他们使用推土机和炸药炸毁这些墙面，视频最关键的地方是有关爆炸场面的剪辑。

A global day of protest against climate change has culminated in New York City where tens of thousands people marched to demand urgent action.
全球气候变化抗议活动在纽约达到高潮，成千上万人走上街头要求采取立即行动。

Culminate本意是结束的意思，按照我的理解，这些例句应该翻译成 XX活动/视频在XX中结束。 翻译成高潮的问题是并不能让读者知道活动结束了。请问各位老师有何看法？


----------



## SimonTsai

prejudicial matches said:


> culminate 在各大字典的解释都只是结束的意思，但我看网上很多人都把culminate翻译成高潮。


You may want to see the definition:
_reach a climax or point of the highest development._​


----------



## prejudicial matches

Thanks Simon, but in that dictionary, it doesn't mention the most common meaning "sth comes to an end" but only "reach a climax", which really confuses me. So culminate doesn't mean " end " according to that dictionary ? I still can"t get it.

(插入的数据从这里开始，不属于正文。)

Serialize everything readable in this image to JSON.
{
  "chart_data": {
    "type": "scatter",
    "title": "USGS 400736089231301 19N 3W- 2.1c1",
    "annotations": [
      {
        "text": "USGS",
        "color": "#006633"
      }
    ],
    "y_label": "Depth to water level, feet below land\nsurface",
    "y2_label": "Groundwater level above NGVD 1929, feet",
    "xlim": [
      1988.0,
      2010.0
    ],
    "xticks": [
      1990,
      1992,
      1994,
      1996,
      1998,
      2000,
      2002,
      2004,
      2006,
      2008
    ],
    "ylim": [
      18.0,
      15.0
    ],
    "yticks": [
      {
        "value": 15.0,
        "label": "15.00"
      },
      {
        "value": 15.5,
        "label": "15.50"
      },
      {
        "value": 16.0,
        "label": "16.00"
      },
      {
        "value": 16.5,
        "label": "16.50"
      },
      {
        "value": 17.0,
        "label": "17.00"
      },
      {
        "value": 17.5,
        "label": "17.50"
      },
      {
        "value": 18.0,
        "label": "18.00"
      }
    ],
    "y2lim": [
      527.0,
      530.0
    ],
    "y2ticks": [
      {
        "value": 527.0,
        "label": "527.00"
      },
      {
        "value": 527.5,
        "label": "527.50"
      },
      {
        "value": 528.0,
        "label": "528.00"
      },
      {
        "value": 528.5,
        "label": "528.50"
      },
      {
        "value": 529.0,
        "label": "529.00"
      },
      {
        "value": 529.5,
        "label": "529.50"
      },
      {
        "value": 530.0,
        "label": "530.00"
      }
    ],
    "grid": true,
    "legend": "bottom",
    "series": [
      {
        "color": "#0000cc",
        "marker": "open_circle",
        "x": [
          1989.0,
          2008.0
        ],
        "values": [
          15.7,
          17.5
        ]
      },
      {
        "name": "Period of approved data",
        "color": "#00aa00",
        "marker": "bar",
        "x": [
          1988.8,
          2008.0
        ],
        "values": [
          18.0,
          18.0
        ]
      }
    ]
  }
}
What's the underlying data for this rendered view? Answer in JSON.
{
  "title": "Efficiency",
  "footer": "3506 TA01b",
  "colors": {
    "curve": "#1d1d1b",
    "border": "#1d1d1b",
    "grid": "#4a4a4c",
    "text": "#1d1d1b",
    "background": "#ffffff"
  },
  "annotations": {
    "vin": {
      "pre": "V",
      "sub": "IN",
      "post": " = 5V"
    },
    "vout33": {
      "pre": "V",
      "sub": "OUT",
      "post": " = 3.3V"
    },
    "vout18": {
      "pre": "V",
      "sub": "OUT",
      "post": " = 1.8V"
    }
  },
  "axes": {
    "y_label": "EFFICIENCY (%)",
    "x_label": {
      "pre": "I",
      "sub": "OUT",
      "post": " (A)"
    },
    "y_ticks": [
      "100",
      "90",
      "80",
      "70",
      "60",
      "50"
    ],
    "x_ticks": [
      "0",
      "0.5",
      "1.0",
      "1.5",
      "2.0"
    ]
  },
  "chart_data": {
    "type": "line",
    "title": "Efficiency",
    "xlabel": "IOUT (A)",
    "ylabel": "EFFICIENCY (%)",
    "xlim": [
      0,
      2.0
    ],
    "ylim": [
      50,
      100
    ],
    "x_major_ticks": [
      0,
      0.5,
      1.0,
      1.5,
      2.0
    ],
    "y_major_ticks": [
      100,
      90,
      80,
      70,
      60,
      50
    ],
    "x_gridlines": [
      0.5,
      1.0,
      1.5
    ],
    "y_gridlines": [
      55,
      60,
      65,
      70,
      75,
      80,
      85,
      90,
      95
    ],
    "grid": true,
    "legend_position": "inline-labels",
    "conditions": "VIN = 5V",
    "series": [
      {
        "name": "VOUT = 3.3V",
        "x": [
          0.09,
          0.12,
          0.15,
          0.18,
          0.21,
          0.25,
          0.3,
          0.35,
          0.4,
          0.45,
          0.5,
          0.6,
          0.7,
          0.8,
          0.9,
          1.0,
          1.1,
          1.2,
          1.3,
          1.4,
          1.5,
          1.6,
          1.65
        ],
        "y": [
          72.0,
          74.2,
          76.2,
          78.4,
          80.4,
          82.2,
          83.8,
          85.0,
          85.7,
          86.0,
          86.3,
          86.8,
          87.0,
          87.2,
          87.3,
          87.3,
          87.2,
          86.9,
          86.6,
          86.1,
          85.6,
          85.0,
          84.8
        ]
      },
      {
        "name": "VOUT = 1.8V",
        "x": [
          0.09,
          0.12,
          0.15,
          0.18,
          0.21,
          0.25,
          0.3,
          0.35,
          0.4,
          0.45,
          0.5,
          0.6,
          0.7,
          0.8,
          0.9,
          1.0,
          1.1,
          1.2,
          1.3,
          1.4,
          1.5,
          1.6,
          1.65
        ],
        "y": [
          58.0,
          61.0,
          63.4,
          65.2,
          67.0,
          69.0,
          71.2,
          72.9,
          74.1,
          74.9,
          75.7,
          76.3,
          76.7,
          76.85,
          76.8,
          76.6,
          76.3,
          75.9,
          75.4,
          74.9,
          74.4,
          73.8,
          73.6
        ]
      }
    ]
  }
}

Then that dictionary (it's not the authoritative OED, don't be fooled by the word Oxford) is making the same mistake as the others. In that example sentence, where is the implication that the violence continued at a lower level after the murder? I can't see it. Evidently they chose this sentence because it could possibly fit their out-of-date definition. But if you click on the 'More example sentences' button, you get real examples, and it is clear it always means "end".

this is the reply from a native speaker, which seems to be more reasonable.


----------



## SimonTsai

Wow, that is something new to me. Would you be kind enough to give us the thread that you created in the English-Only forum so that we may read it?


----------



## prejudicial matches

‘culminate’ in British English


----------



## brofeelgood

最終(怎樣)。


----------



## SuperXW

那这个词有高潮的意思吗？OP的例句应该怎么翻译才对呢？


----------



## Ghabi

常常要调动一下语序,譬如:

Sunday's event culminated in a march around the local area by tens of thousands of gay rights supporters.
最后成千上万支持同性恋权益的人士在当地游行一圈,为周日的活动划上句号。


----------



## Skatinginbc

culminate in/with: (1) end in 在...中落幕, end with 以...收官, (2) result in 以...告終
周日的活動在數萬人參與的同志權益遊行中落幕


----------



## prejudicial matches

Skatinginbc said:


> culminate in/with: (1) end in 在...中落幕, end with 以...收官, (2) result in 以...告終
> 周日的活動在數萬人參與的同志權益遊行中落幕





Ghabi said:


> 常常要调动一下语序,譬如:
> 
> Sunday's event culminated in a march around the local area by tens of thousands of gay rights supporters.
> 最后成千上万支持同性恋权益的人士在当地游行一圈,为周日的活动划上句号。



在查过母语词典后，我重新整理了下思路，目前困惑是，culminate解释主要有两个：

A：reach a climax （which usually nears to the end）.所以包含快结束之意。但仍然翻译成高潮，比如这个例句：_weeks of violence culminated in the brutal murder of a magistrate._

B. the end.   仅仅意味着结束，并不知道是否是高潮，也就是说之前某个事件是顶峰，而此事件只是结尾。比如：
 A series of events for teachers and students will culminate in a Shakespeare festival next year.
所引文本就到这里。